Date: 07/30/2000 at 19:08:07
From: Doctor Anthony
Subject: Re: Difference between an American and a European billion

The reason for the difference is historical and relates to the fact
that Latin is not taught to the same extent in America as in Europe.
The bi-million, tri-million is an obvious extension from 10^6 to 10^12
to 10^18 in the European system and these become billion and trillion,
respectively.

In America the need for a simple word for 1000 million and an absence
of Latin led to the misappropriation of the word 'billion'. England
held out for a long time with the 10^12 meaning of billion, but was
eventually overwhelmed by the sheer weight of scientific and
mathematical literature that used the American interpretation, so
billion in England is now used in the American sense. Europe may
eventually follow suit, but it will be a change from a logical system
to an arbitrary one.

- Doctor Anthony, The Math Forum
http://mathforum.org/dr.math/

Date: 04/10/2001 at 17:12:00
From: Doctor Peterson
Subject: Re: Difference between an American and a European billion

It sounds plausible, especially from a British perspective, that the
"arbitrary" American system should be due to our lack of education;
but I'm not sure the charge holds up to historical investigation. I'm
suspicious, in the first place, because I know from my own ancestors'
heritage that Latin was an important part of American education at
least in the 19th century, and surely also before then for those who
were educated. It may be true that Latin is not taught enough here,
but that has not always been true.

As our friend Jeff Miller says , first quoting D. E. Smith,

http://members.aol.com/jeff570/m.html

The French use of milliard, for 10^9, with billion as an
alternative, is relatively late. The word appears at least as
early as the beginning of the 16th century as the equivalent
both of 10^9 and of 10^12, the latter being the billion of
England today. By the 17th century, however, it was used in
the usage began to change in France.

[This isn't quite clear, but "billion" meant 10^9 in France at least
by the early 18th century.]

As to the American usage, taking a billion to mean a thousand
million and running the subsequent names by thousands, it
should be said that this is due in part to French influence
after the Revolutionary War, although our earliest native
American arithmetic, the Greenwood book of 1729, gave the
billion as 10^9, the trillion as 10^12, and so on. Names
for large numbers were the fashion in early days, Pike's
well-known arithmetic (1788), for example, proceeding to

Further, from the OED,

The name [billion] appears not to have been adopted in Eng.
before the end of the 17th c. .... Subsequently the application
of the word was changed by French arithmeticians, figures
being divided in numeration into groups of threes, instead of
sixes, so that F. billion, trillion, denoted not the second
and third powers of a million, but a thousand millions and a
thousand thousand millions. In the 19th century, the U.S.
adopted the French convention, but Britain retained the
original and etymological use (to which France reverted in 1948).
Since 1951 the U.S. value, a thousand millions, has been
increasingly used in Britain, especially in technical writing
and, more recently, in journalism; but the older sense "a
million millions" is still common.

Putting this together, we see that the "American" use of "billion"
originated not here but in France; and that it was probably based not
on stupidity, but on practicality (another well-known characteristic
of Americans), as there was more need for a name for 10^9 than for
10^12. There _is_ logic behind the usage; in this system, billion
doesn't mean "million squared" but "second -illion" counting by
thousands. It's hardly different from deciding whether to index
arrays starting at 0 or 1. You just have to choose where to start and
how big a step to take, and the numbers follow a logical progression.

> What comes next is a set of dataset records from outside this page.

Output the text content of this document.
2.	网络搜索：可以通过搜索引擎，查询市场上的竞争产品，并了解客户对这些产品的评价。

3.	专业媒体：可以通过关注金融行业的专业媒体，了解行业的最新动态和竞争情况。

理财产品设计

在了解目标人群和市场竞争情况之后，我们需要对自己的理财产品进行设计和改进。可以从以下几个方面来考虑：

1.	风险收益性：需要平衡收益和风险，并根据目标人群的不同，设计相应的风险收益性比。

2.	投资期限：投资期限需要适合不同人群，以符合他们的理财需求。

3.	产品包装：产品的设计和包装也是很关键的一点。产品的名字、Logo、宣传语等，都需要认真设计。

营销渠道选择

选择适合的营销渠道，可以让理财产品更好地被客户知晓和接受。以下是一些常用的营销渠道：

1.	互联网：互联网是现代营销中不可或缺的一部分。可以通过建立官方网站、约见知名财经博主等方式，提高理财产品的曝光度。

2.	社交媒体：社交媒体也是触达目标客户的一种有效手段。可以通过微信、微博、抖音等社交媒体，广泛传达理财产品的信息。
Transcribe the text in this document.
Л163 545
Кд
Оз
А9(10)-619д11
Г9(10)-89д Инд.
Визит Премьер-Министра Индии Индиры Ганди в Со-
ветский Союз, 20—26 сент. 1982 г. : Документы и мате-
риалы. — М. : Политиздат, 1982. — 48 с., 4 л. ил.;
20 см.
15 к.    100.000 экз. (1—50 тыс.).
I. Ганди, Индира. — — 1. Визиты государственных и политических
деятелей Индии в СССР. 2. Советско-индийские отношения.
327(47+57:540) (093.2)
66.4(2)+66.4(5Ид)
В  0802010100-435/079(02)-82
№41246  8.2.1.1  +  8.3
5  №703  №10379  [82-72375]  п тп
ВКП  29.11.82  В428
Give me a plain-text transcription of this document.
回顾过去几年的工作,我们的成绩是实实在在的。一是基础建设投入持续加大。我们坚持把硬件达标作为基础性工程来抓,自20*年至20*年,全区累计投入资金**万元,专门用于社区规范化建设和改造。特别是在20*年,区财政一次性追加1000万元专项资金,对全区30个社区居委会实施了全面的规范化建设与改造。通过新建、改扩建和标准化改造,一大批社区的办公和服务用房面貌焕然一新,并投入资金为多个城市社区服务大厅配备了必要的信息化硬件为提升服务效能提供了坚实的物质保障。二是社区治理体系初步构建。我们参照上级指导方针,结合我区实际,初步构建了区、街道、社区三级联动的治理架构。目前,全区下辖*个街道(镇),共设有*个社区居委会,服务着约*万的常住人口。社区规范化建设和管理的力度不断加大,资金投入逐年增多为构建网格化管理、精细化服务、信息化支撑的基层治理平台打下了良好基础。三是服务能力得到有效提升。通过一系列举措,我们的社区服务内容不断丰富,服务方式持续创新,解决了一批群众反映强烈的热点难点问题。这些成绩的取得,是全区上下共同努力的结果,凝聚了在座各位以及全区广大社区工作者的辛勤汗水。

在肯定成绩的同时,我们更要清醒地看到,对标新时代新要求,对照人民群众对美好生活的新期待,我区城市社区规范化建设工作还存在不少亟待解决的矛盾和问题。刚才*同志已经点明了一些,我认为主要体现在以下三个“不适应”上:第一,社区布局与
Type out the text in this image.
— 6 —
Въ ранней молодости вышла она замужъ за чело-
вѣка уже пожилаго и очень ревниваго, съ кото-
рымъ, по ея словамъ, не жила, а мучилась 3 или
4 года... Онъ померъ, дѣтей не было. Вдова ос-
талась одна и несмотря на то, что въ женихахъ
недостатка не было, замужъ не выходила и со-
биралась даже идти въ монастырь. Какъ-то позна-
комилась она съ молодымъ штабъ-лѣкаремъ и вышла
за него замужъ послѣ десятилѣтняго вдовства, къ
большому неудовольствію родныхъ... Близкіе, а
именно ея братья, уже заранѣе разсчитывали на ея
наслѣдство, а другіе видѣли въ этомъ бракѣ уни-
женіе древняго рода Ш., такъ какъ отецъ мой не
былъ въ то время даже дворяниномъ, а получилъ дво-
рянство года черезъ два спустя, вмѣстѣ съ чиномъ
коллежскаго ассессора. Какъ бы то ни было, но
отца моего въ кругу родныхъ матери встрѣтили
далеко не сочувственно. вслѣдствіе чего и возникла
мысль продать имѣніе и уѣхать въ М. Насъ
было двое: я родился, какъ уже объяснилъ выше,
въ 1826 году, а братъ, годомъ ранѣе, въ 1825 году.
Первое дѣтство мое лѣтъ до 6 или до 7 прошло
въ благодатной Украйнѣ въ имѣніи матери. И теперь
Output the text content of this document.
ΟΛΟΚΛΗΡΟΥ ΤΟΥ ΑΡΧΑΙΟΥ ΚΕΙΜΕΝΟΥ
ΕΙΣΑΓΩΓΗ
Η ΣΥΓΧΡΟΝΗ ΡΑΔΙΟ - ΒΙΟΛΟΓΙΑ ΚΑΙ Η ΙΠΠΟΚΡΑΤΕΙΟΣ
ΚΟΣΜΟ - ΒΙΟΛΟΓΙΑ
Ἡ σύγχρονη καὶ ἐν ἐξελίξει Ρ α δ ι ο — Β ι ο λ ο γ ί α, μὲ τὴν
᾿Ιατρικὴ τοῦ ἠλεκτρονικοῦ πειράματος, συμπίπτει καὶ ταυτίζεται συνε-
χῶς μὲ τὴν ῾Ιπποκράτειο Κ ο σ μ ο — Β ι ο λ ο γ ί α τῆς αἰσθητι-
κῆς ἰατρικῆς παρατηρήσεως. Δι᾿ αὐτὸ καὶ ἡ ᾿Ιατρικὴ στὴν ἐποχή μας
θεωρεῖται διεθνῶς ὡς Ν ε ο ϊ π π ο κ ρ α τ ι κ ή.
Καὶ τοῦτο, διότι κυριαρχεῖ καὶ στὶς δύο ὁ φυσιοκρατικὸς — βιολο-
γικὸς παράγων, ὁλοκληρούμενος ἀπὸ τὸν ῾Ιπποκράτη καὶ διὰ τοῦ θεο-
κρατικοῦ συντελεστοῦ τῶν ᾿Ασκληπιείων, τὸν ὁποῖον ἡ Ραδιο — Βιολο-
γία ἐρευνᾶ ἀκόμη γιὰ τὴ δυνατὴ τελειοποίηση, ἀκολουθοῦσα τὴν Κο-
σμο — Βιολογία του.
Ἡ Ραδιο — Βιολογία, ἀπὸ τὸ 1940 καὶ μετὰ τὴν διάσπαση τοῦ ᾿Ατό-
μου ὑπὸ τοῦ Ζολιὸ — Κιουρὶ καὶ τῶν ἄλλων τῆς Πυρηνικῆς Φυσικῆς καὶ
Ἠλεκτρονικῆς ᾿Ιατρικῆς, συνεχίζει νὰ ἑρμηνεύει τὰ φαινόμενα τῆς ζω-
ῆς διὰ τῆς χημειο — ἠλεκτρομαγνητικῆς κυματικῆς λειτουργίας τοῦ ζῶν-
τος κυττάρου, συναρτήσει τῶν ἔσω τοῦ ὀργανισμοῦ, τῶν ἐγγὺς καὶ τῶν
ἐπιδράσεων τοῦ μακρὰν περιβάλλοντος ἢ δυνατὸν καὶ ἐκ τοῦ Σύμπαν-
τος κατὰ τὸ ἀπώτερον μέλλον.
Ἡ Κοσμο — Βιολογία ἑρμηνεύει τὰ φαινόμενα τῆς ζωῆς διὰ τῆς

I fully agree that the original British usage is nicer and easier to
explain, and I wish it were the standard system; but the other is not
really arbitrary. It should also be noted that France, not Britain,
was the center of mathematical scholarship at the time "billion" was
imported into America, so it can be reasonably suggested that the
Americans adopted it for the same reason the British have more
recently: it was used by the most important writers.

-Doctor Peterson
http://mathforum.org/dr.math/
Chinese think in 10,000 units or wan4. So, for example, a thousand is qian1 (1,000), ten thousand (10,000) is wan4, and one hundred million (100,000,000) or ten thousand ten thousands is yi4. Thus, a billion would be ten yi4. See http://www.mandarintools.com/numbers.html

Amazingly, the ancient Chinese had names for very large numbers, i.e. zhao for a trillion (10^12), jing for 10^16, gai for 10^20, zi for 10^24, rang for 10^28, gou for 10^32, jian for 10^36, zheng for 10^40, zai for 10^44, and ji for 10^48, henghesha for 10^52, unpronounciable for 10^56, nayouta for 10^60, bukesiyi for 10^64, wulian for 10^68, and dashu for 10^72. http://en.wikipedia.org/wiki/Chinese_numerals

Wise.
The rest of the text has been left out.